All the World's a Stage, Even a Motel, Mint or Bus
Plays staged in curious venues, to draw crowds and publicity
Tensions typically run high before a theater company performs a work for the first time, and working outside a traditional theater compounds the worries.
For Christopher W. White, the founder of the theater company Mugwumpin and the star of its latest play, “Future Power Motive,” the tension started with securing a stage.
With help from the San Francisco Arts Commission, Mugwumpin, an experimental group, found a suitably decrepit spot in the Tenderloin to tell the story of Nikola Tesla’s tragic life as a misunderstood genius inventor — only to learn that the play’s director was allergic to the black mold lurking in the walls.

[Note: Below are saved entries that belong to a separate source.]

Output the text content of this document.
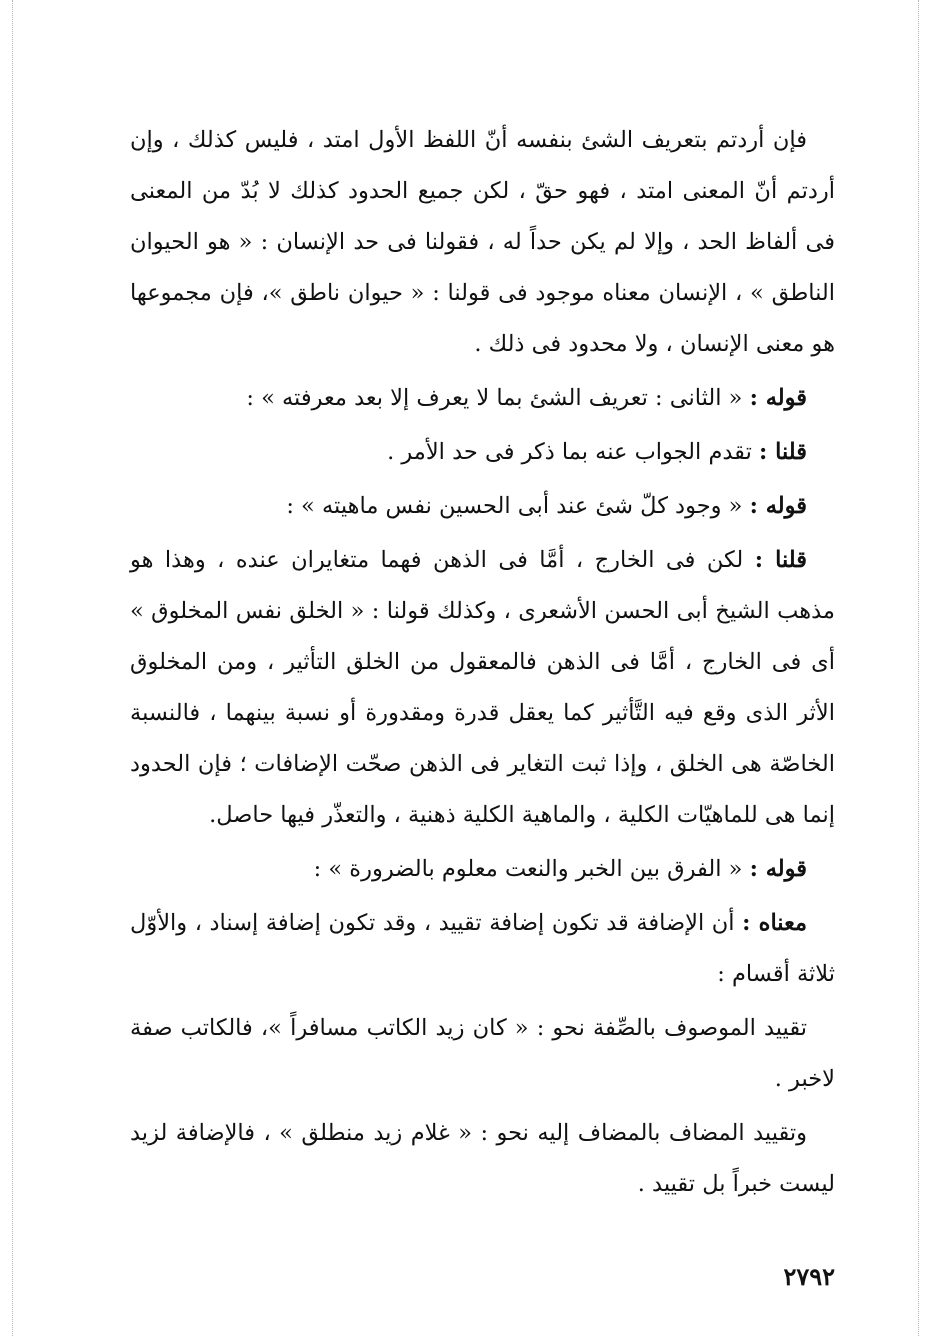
فإن أردتم بتعريف الشئ بنفسه أنّ اللفظ الأول امتد ، فليس كذلك ، وإن أردتم أنّ المعنى امتد ، فهو حقّ ، لكن جميع الحدود كذلك لا بُدّ من المعنى فى ألفاظ الحد ، وإلا لم يكن حداً له ، فقولنا فى حد الإنسان : « هو الحيوان الناطق » ، الإنسان معناه موجود فى قولنا : « حيوان ناطق »، فإن مجموعها هو معنى الإنسان ، ولا محدود فى ذلك .

قوله : « الثانى : تعريف الشئ بما لا يعرف إلا بعد معرفته » :

قلنا : تقدم الجواب عنه بما ذكر فى حد الأمر .

قوله : « وجود كلّ شئ عند أبى الحسين نفس ماهيته » :

قلنا : لكن فى الخارج ، أمَّا فى الذهن فهما متغايران عنده ، وهذا هو مذهب الشيخ أبى الحسن الأشعرى ، وكذلك قولنا : « الخلق نفس المخلوق » أى فى الخارج ، أمَّا فى الذهن فالمعقول من الخلق التأثير ، ومن المخلوق الأثر الذى وقع فيه التَّأثير كما يعقل قدرة ومقدورة أو نسبة بينهما ، فالنسبة الخاصّة هى الخلق ، وإذا ثبت التغاير فى الذهن صحّت الإضافات ؛ فإن الحدود إنما هى للماهيّات الكلية ، والماهية الكلية ذهنية ، والتعذّر فيها حاصل.

قوله : « الفرق بين الخبر والنعت معلوم بالضرورة » :

معناه : أن الإضافة قد تكون إضافة تقييد ، وقد تكون إضافة إسناد ، والأوّل ثلاثة أقسام :

تقييد الموصوف بالصِّفة نحو : « كان زيد الكاتب مسافراً »، فالكاتب صفة لاخبر .

وتقييد المضاف بالمضاف إليه نحو : « غلام زيد منطلق » ، فالإضافة لزيد ليست خبراً بل تقييد .

٢٧٩٢
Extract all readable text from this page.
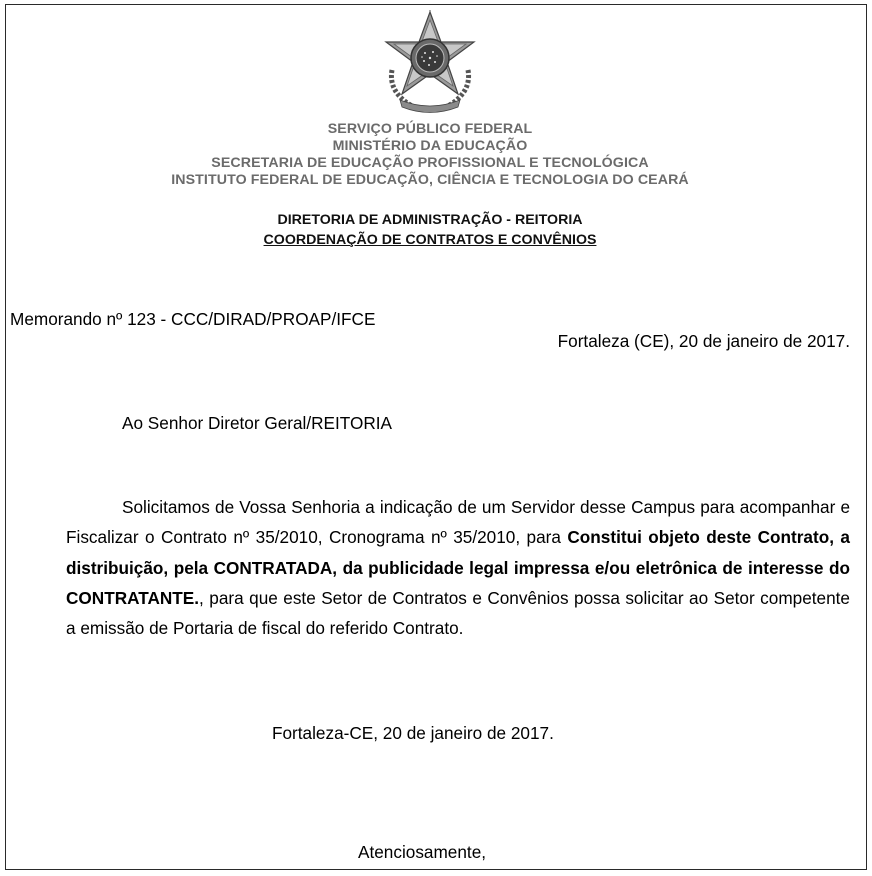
SERVIÇO PÚBLICO FEDERAL
MINISTÉRIO DA EDUCAÇÃO
SECRETARIA DE EDUCAÇÃO PROFISSIONAL E TECNOLÓGICA
INSTITUTO FEDERAL DE EDUCAÇÃO, CIÊNCIA E TECNOLOGIA DO CEARÁ
DIRETORIA DE ADMINISTRAÇÃO - REITORIA
COORDENAÇÃO DE CONTRATOS E CONVÊNIOS
Memorando nº 123 - CCC/DIRAD/PROAP/IFCE
Fortaleza (CE), 20 de janeiro de 2017.
Ao Senhor Diretor Geral/REITORIA

Solicitamos de Vossa Senhoria a indicação de um Servidor desse Campus para acompanhar e Fiscalizar o Contrato nº 35/2010, Cronograma nº 35/2010, para Constitui objeto deste Contrato, a distribuição, pela CONTRATADA, da publicidade legal impressa e/ou eletrônica de interesse do CONTRATANTE., para que este Setor de Contratos e Convênios possa solicitar ao Setor competente a emissão de Portaria de fiscal do referido Contrato.

Fortaleza-CE, 20 de janeiro de 2017.
Atenciosamente,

Next, the company settled on the Old Mint — the 1874 building now run by the San Francisco Museum and Historical Society — as an ideal spot, but the dates it wanted were not available, so the production was postponed until this month.

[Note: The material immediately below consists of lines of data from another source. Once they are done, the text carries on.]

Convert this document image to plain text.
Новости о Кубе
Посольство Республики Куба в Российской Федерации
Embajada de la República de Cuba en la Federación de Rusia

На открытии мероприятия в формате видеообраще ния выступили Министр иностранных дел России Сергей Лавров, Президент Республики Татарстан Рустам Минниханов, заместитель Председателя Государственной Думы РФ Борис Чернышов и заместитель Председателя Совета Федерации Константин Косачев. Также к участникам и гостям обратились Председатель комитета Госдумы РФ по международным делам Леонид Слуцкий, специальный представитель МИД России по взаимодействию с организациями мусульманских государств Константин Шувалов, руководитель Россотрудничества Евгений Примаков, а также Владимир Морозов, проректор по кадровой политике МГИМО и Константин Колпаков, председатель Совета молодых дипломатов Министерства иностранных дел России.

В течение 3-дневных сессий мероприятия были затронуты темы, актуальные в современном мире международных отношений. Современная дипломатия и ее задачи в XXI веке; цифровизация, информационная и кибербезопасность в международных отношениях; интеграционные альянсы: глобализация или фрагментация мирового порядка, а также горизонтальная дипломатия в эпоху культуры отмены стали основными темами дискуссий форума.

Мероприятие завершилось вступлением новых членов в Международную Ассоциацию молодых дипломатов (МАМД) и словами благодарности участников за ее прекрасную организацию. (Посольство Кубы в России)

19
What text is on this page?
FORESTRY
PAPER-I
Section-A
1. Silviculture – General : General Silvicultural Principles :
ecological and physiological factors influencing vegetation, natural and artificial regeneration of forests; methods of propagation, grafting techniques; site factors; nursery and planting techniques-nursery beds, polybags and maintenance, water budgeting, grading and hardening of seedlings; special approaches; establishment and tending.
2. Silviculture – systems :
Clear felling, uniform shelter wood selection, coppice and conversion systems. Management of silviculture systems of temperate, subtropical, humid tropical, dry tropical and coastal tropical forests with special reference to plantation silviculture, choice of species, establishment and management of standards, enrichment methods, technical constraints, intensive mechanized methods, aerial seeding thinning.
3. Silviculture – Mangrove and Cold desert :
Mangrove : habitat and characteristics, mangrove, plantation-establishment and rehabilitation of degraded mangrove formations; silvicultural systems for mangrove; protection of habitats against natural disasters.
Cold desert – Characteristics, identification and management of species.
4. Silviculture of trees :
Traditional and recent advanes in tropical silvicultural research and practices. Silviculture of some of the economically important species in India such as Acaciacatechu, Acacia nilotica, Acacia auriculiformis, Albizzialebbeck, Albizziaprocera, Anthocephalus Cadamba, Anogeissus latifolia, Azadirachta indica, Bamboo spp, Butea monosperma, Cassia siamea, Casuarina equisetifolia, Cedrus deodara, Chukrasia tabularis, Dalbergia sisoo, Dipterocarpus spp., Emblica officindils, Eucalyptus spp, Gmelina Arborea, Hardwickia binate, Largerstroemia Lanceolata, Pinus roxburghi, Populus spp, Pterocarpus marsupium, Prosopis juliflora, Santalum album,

Then, thanks to a lack of heat, White strained muscles in his leg while running around the room in character as Tesla during a rehearsal.
Finally, right before the first preview performance last weekend, the stage manager told White that the audience would be more than double the 30 people they had planned for.
“Our cap was supposed to be 70,” White said, explaining that the group had never had an audience in the space before. “We were like, how are we going to move 85 people” from one room to another?
“Future Power Motive” runs through Jan. 29.
Mugwumpin’s troubles seem breezy compared with the time that Boxcar Theater, another San Francisco theater company, saw its venue (a bus) break down right before the first show, necessitating a costly one-night rental that threw off the whole budget.
But for a host of theater and dance companies in the Bay Area, the rewards of working outside conventional theaters outweigh the headaches.
There are a number of such unusually located works scheduled for this year: Raw Dance will stage a show in United Nations Plaza, timed to the San Francisco Pride parade, to celebrate romantic relationships of all stripes; “The Odyssey” will be performed on Angel Island in May; Home Theater Festival, a three-year-old local effort to encourage theatrical productions inside people’s homes, will return in the spring; and Sam Shepard’s “Fool for Love,” done by Boxcar Theater as part of a yearlong homage to the playwright, will be performed in a motel.
“The pluses largely have to do with being inspired by the space,” White said. “What can we do with all of these different vaults, what can we do with these hallways.”
Bay Area performers taking theater out of theaters is nothing new, of course — in the late ’60s and ’70s, thanks to influential countercultural groups like the Diggers and the S.F. Mime Troupe, there was an explosion of experimental work.
But with a stagnant economy and a decline nationally in audiences for traditional dance and theater, there is renewed interest in performances outside darkened black- box theaters. Unusual spaces are also popular with patrons of the arts, who give grants for “creative place-making” — art that can reach broad audiences and help revitalize downtrodden neighborhoods like the Mid-Market area in San Francisco.
Some companies, like We Players, founded in 2000 by Ava Roy, exist only to do site-specific work; Roy has put on “Hamlet” on Alcatraz Island and is raising money for an Angel Island production of “The Odyssey,” Homer’s classic, in May. Other groups have normal theaters, but also perform in less traditional places because they like the news media attention and younger demographic that experimental productions attract.
“We were looking for marketing gimmicks and that became site-specific work,” said Nick Olivero, founder of Boxcar Theater, which has put on shows on Baker Beach and in museums and once recreated a speakeasy for a theatrical version of the board game Clue.
“A lot of artists, especially dance artists, have been priced out of theaters,” said Ryan T. Smith, one-half of RawDance, along with Wendy Rein. They have inhabited a storefront in the Westfield Mall as well as performed as salad-tossing diners in the restaurant Orson.
“If you do something site-specific, you can often eliminate or lower the cost” and create a public relations campaign, Smith said.
For some companies, a peripatetic existence reflects instability, not creativity. The Lorraine Hansberry Theater, a company devoted to African-American productions, secured a new permanent space last year after losing its former theater in 2007, a move that Steven Anthony Jones, the company’s artistic director, said was crucial to the organization’s survival.
“We are a more traditional company, so not having a home is kind of disastrous,” he said. “People literally said: ‘Where are you? I couldn’t find you.’ ”
For Mugwumpin, however, scouring the city for spots that resembled Tesla’s turn-of-the-century environs has paid off. While White said that his group was more accurately termed “site unspecific” because it does not create work for one place, the Old Mint, once a symbol of wealth, ended up creating an inadvertent resonance with the play’s themes. The financier J.P. Morgan is a villain in the play, and in Tesla’s life, as he devastated Tesla when he pulled funds for his wireless-communication experiments.
“There are some happy accidents because so much of what was happening to Tesla was trying to get the money powers around him to support his work,” White said.